No, that's completely wrong! What happened to the y2 in the original equation? Try completing the square in y again!duki said:Homework Statement
graph the following:
Homework Equations
[tex]x^2-4y^2+2x+8y-7=0[/tex]
The Attempt at a Solution
So far I've gotten to [tex](x+1)^2 = -4(y-2)[/tex]
If that's right, I have p = -1 and v = (-1 , 2) and directrix: y=2. Could someone double check me to see if I'm doing it right?
Thanks
A conic section is a curve that is formed by the intersection of a plane with a cone. There are four types of conic sections: circles, ellipses, parabolas, and hyperbolas.
To find the vertex of a conic section, you can use the formula (-b/2a, -d/2a), where a and b are the coefficients of the x-squared and y-squared terms, and d is the constant term. For example, in the equation x^2-4y^2+2x+8y-7=0, the vertex would be (-1, 1).
The directrix of a conic section is a line that is perpendicular to the axis of symmetry and located at a distance from the vertex equal to the distance from the focus to the vertex. In other words, it is the line that the curve reflects off of. For the equation x^2-4y^2+2x+8y-7=0, the directrix would be y=1.

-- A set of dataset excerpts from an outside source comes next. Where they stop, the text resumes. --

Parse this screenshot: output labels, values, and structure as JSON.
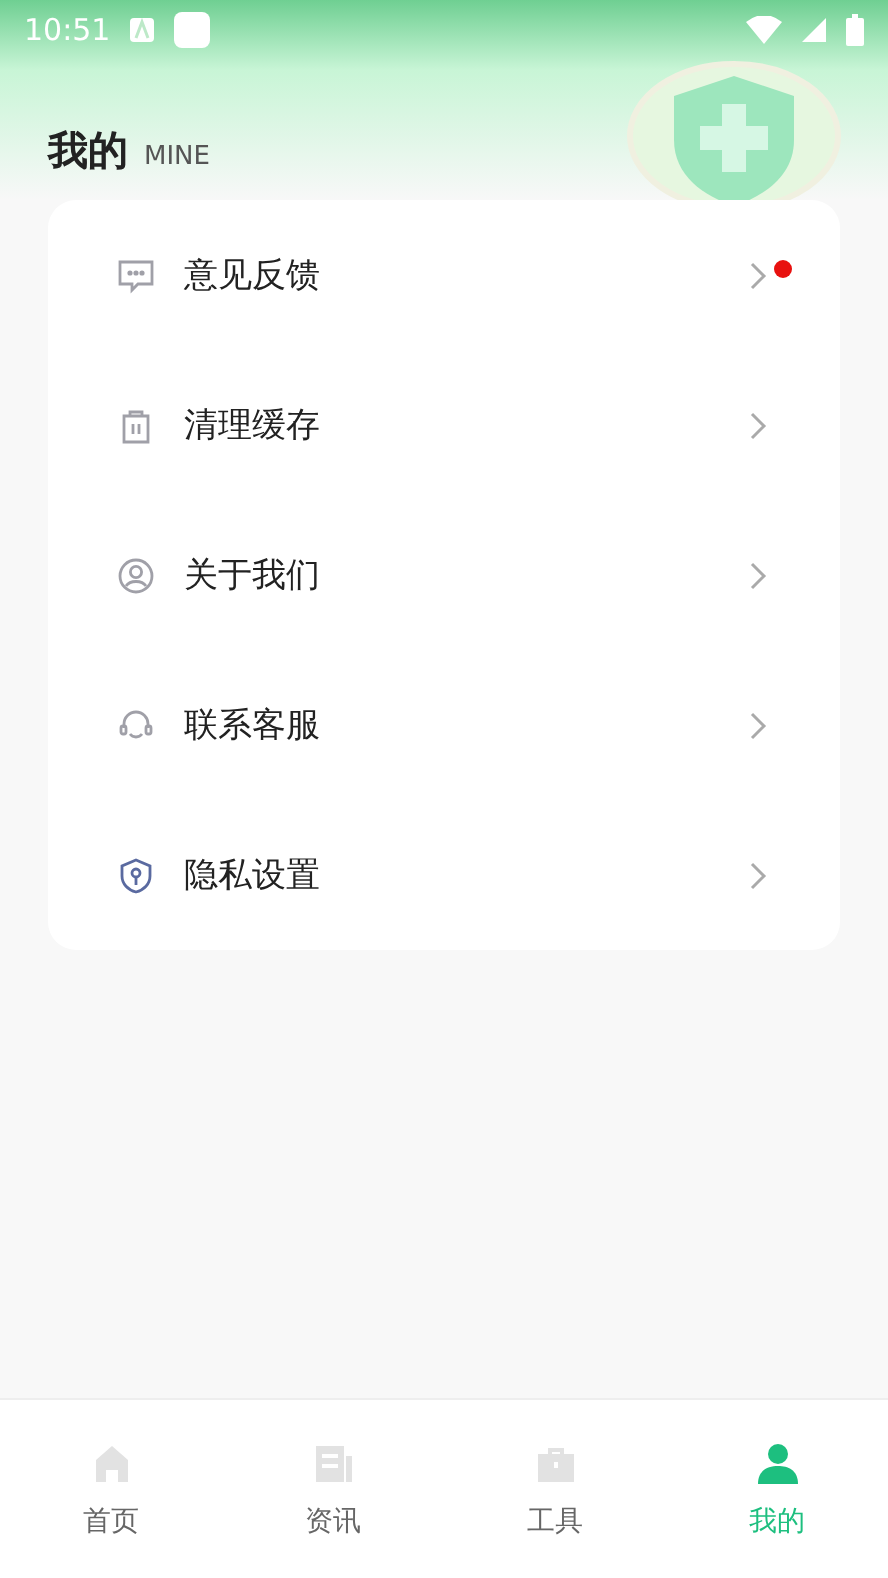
{
  "status_bar": {
    "time": "10:51"
  },
  "header": {
    "title": "我的",
    "subtitle": "MINE"
  },
  "menu": [
    {
      "kind": "feedback",
      "label": "意见反馈",
      "dot": true
    },
    {
      "kind": "trash",
      "label": "清理缓存",
      "dot": false
    },
    {
      "kind": "user",
      "label": "关于我们",
      "dot": false
    },
    {
      "kind": "headset",
      "label": "联系客服",
      "dot": false
    },
    {
      "kind": "shield",
      "label": "隐私设置",
      "dot": false
    }
  ],
  "tabs": [
    {
      "kind": "home",
      "label": "首页",
      "selected": false
    },
    {
      "kind": "news",
      "label": "资讯",
      "selected": false
    },
    {
      "kind": "tools",
      "label": "工具",
      "selected": false
    },
    {
      "kind": "person",
      "label": "我的",
      "selected": true
    }
  ]
}
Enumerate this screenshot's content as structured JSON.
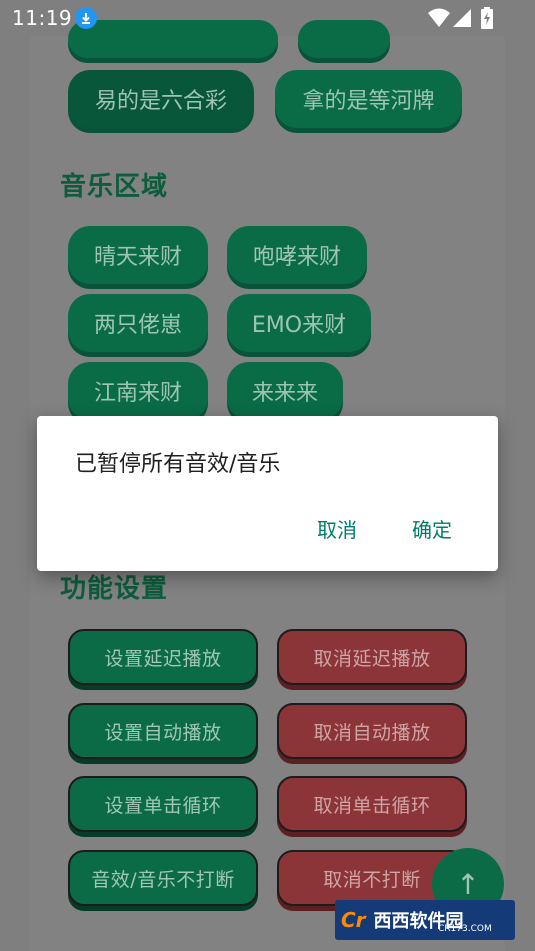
{
  "status_bar": {
    "time": "11:19",
    "icons": [
      "download-icon",
      "wifi-icon",
      "signal-icon",
      "battery-icon"
    ]
  },
  "top_buttons": {
    "row1": [
      "易的是六合彩",
      "拿的是等河牌"
    ]
  },
  "music": {
    "title": "音乐区域",
    "buttons": [
      "晴天来财",
      "咆哮来财",
      "两只佬崽",
      "EMO来财",
      "江南来财",
      "来来来"
    ]
  },
  "functions": {
    "title": "功能设置",
    "buttons": [
      {
        "label": "设置延迟播放",
        "color": "green"
      },
      {
        "label": "取消延迟播放",
        "color": "red"
      },
      {
        "label": "设置自动播放",
        "color": "green"
      },
      {
        "label": "取消自动播放",
        "color": "red"
      },
      {
        "label": "设置单击循环",
        "color": "green"
      },
      {
        "label": "取消单击循环",
        "color": "red"
      },
      {
        "label": "音效/音乐不打断",
        "color": "green"
      },
      {
        "label": "取消不打断",
        "color": "red"
      }
    ]
  },
  "fab": {
    "icon": "arrow-up-icon",
    "glyph": "↑"
  },
  "dialog": {
    "message": "已暂停所有音效/音乐",
    "cancel_label": "取消",
    "confirm_label": "确定"
  },
  "watermark": {
    "brand": "Cr",
    "text": "西西软件园",
    "sub": "CR173.COM"
  },
  "colors": {
    "accent": "#007d6a",
    "green_button": "#0b6b46",
    "red_button": "#8b3538"
  }
}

The focus of a conic section is a point that is located on the axis of symmetry and at a distance from the vertex equal to the distance from the vertex to the directrix. In the equation x^2-4y^2+2x+8y-7=0, the focus would be (1, 1).
Yes, you can graph a conic section without knowing the equation by using a geometric construction. For example, to graph an ellipse, you can use two pins and a string to create the curve. To graph a parabola, you can use a piece of paper and a pencil to create the reflective property of the curve. However, knowing the equation can help you find specific points on the curve, such as the vertex, directrix, and focus.